Kapolres Garut AKBP Adi Benny Cahyono, memaparkan kronologis terjadinya perbuatan konyol preman kampung yang terkenal suka mabuk mabukan tersebut.
”Dadang Buaya dan temannya mereka datang ke Koramil mencari Saprudin anggota TNI adiknya Jaka yang berselisih dengan dia,” kata Benny saat gelar rilis media, Senin (31/5/2021) sore.
Menurut Benny Dadang Buaya dan kawan kawan menuju Koramil sekitar pukul 9.15 WIB mencari Saprudin, sambil mabuk. Dadang kemudian menuju Polsek Pameungpek mencari Bripka Berdi, yang pada saat terjadi perselisihan antara Saprudin dengan Dadang Buaya, Bripka Berdi berupaya melerainya.
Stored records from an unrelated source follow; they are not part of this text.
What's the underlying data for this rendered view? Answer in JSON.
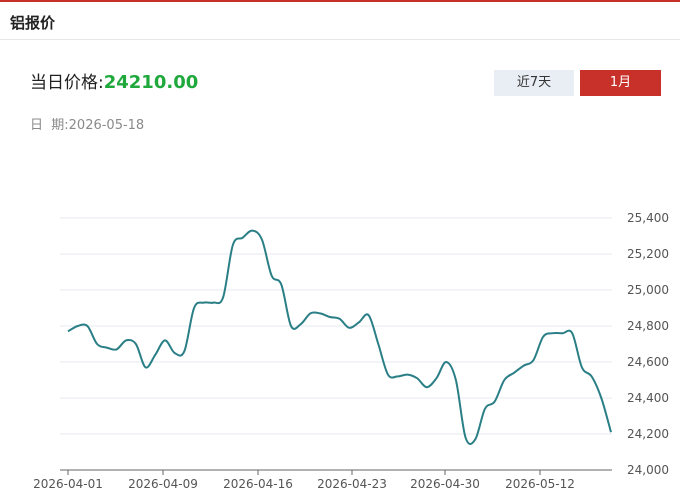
{
  "header": {
    "title": "铝报价"
  },
  "price": {
    "label": "当日价格:",
    "value": "24210.00"
  },
  "date": {
    "label": "日  期:",
    "value": "2026-05-18"
  },
  "buttons": {
    "week": "近7天",
    "month": "1月"
  },
  "colors": {
    "accent": "#c8302a",
    "price": "#1fa83c",
    "line": "#2a7f86",
    "grid": "#e4e8f0"
  },
  "chart_data": {
    "type": "line",
    "x_ticks": [
      "2026-04-01",
      "2026-04-09",
      "2026-04-16",
      "2026-04-23",
      "2026-04-30",
      "2026-05-12"
    ],
    "y_ticks": [
      "24,000",
      "24,200",
      "24,400",
      "24,600",
      "24,800",
      "25,000",
      "25,200",
      "25,400"
    ],
    "ylim": [
      24000,
      25400
    ],
    "grid": true,
    "series": [
      {
        "values": [
          24770,
          24800,
          24800,
          24700,
          24680,
          24670,
          24720,
          24700,
          24570,
          24640,
          24720,
          24650,
          24660,
          24900,
          24930,
          24930,
          24960,
          25250,
          25290,
          25330,
          25280,
          25080,
          25030,
          24800,
          24810,
          24870,
          24870,
          24850,
          24840,
          24790,
          24820,
          24860,
          24700,
          24530,
          24520,
          24530,
          24510,
          24460,
          24510,
          24600,
          24500,
          24180,
          24170,
          24340,
          24380,
          24500,
          24540,
          24580,
          24610,
          24740,
          24760,
          24760,
          24760,
          24570,
          24520,
          24400,
          24210
        ]
      }
    ]
  }
}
Saat hendak melerai perselisihan, lanjut Kapolres Benny, anggotanya Bripka Berdi juga diserang dan akan dibacok saat saat itu.
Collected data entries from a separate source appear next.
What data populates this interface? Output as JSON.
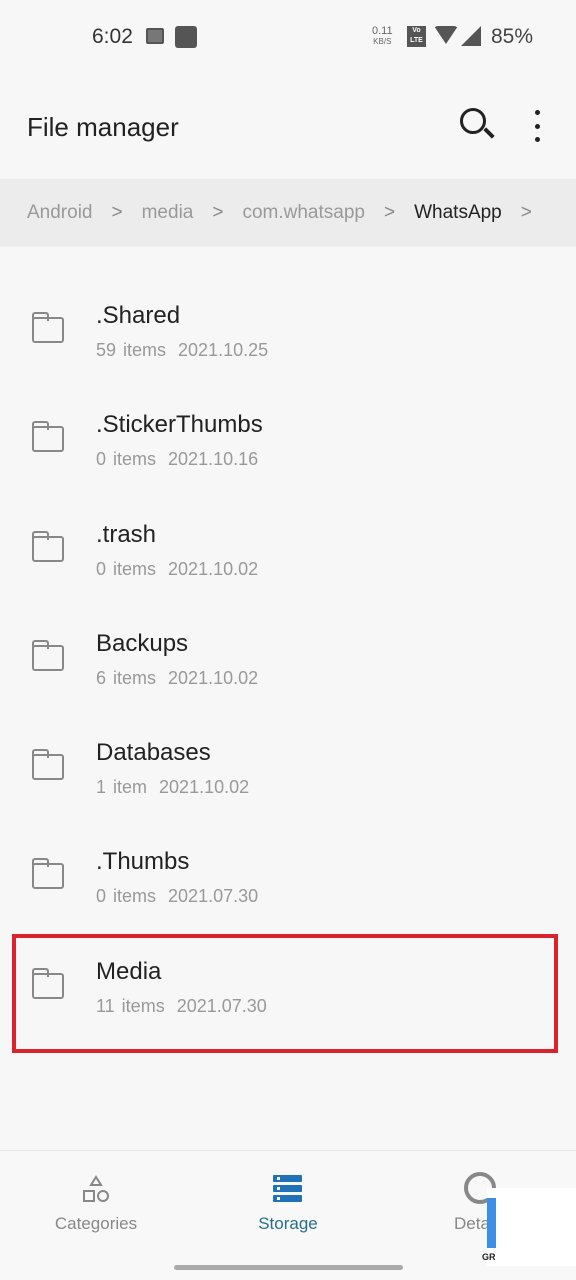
{
  "status_bar": {
    "time": "6:02",
    "net_speed": "0.11",
    "net_unit": "KB/S",
    "volte": "Vo LTE",
    "battery": "85%"
  },
  "header": {
    "title": "File manager",
    "search_icon": "search-icon",
    "more_icon": "more-vert-icon"
  },
  "breadcrumb": [
    "Android",
    "media",
    "com.whatsapp",
    "WhatsApp"
  ],
  "folders": [
    {
      "name": ".Shared",
      "count": "59 items",
      "date": "2021.10.25"
    },
    {
      "name": ".StickerThumbs",
      "count": "0 items",
      "date": "2021.10.16"
    },
    {
      "name": ".trash",
      "count": "0 items",
      "date": "2021.10.02"
    },
    {
      "name": "Backups",
      "count": "6 items",
      "date": "2021.10.02"
    },
    {
      "name": "Databases",
      "count": "1 item",
      "date": "2021.10.02"
    },
    {
      "name": ".Thumbs",
      "count": "0 items",
      "date": "2021.07.30"
    },
    {
      "name": "Media",
      "count": "11 items",
      "date": "2021.07.30",
      "highlighted": true
    }
  ],
  "bottom_nav": [
    {
      "label": "Categories",
      "icon": "shapes-icon"
    },
    {
      "label": "Storage",
      "icon": "storage-icon",
      "active": true
    },
    {
      "label": "Details",
      "icon": "pie-icon"
    }
  ],
  "watermark": "GR",
  "colors": {
    "highlight": "#d9232d",
    "active": "#1f72b8"
  }
}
“Kejadiannya sekitar pukul 10.00 WIB. Nah, pada saat itu juga petugas Polsek beserta Koramil Pameungpeuk langsung menangkap mereka,” tutur Kapolres Benny.
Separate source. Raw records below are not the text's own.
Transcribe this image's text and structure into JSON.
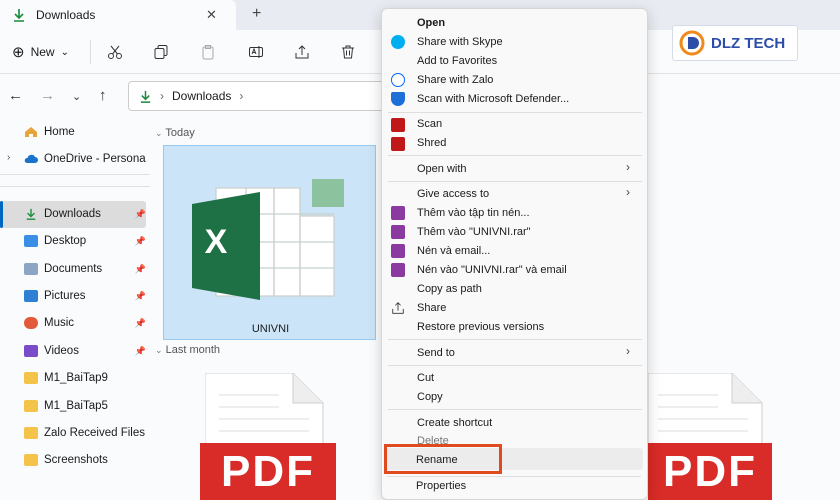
{
  "tab": {
    "title": "Downloads",
    "close": "✕",
    "add": "+"
  },
  "toolbar": {
    "new_label": "New",
    "new_plus": "⊕",
    "new_chev": "⌄"
  },
  "address": {
    "path": "Downloads",
    "sep1": "›",
    "sep2": "›"
  },
  "sidebar": {
    "home": "Home",
    "onedrive": "OneDrive - Persona",
    "downloads": "Downloads",
    "desktop": "Desktop",
    "documents": "Documents",
    "pictures": "Pictures",
    "music": "Music",
    "videos": "Videos",
    "f1": "M1_BaiTap9",
    "f2": "M1_BaiTap5",
    "f3": "Zalo Received Files",
    "f4": "Screenshots"
  },
  "main": {
    "group_today": "Today",
    "group_last_month": "Last month",
    "file_name": "UNIVNI",
    "pdf_label": "PDF"
  },
  "logo": {
    "text": "DLZ TECH"
  },
  "context_menu": {
    "open": "Open",
    "share_skype": "Share with Skype",
    "add_favorites": "Add to Favorites",
    "share_zalo": "Share with Zalo",
    "scan_defender": "Scan with Microsoft Defender...",
    "scan": "Scan",
    "shred": "Shred",
    "open_with": "Open with",
    "give_access": "Give access to",
    "add_archive": "Thêm vào tập tin nén...",
    "add_rar": "Thêm vào \"UNIVNI.rar\"",
    "compress_email": "Nén và email...",
    "compress_rar_email": "Nén vào \"UNIVNI.rar\" và email",
    "copy_path": "Copy as path",
    "share": "Share",
    "restore": "Restore previous versions",
    "send_to": "Send to",
    "cut": "Cut",
    "copy": "Copy",
    "create_shortcut": "Create shortcut",
    "delete": "Delete",
    "rename": "Rename",
    "properties": "Properties",
    "chevron": "›"
  },
  "colors": {
    "accent": "#0067c0",
    "selection": "#cce4f7",
    "highlight_box": "#e04a1f",
    "excel_green": "#1e7145",
    "pdf_red": "#d92b27",
    "mcafee_red": "#c01818",
    "winrar": "#8b3aa0"
  }
}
Benny menyebutkan, Dadang Buaya dan kawannya dikenakan UU Darurat nomer 12 Tahun 1951, junto pasal 170 dan junto pasal 351 KHUP.
”Meraka akan kita jerat dengan pasal tindak pidana penganiayaan yang diatur dalam Pasal 351 KUHP dan tindak pidana pengeroyokan yang diatur dalam Pasal 170 KUHP,” ungkapnya.
Sementara itu Dandim 0611/Garut Letkol Deni Iskandar menyampaikan klarifikasi tidak ada penyerangan oleh Dadang Buaya dan kawan-kawan terhadap Koramil Pameungpek atas kejadian pada Hari Jum’at (28/05/2021) sebagaimana heboh di medsos.
“Saat kejadian, kebetulan saya ada tugas di daerah Garut Selatan, jadi tahu persis. Tidak ada penyerangan terhadap Koramil Pameungpek,” tegasnya.
“Ia menyebut tidak benar ada perusakan Koramil Pameungpek sebagaimana isu yang beredar selama ini,” imbuhnya.
Deni menjelaskan, mereka (Dadang Buaya dkk) datang ke Koramil hanya mencari seseorang saja. “Rekan rekan media kalau tidak percaya, silahkan cros cek ke lapangan,” tukasnya.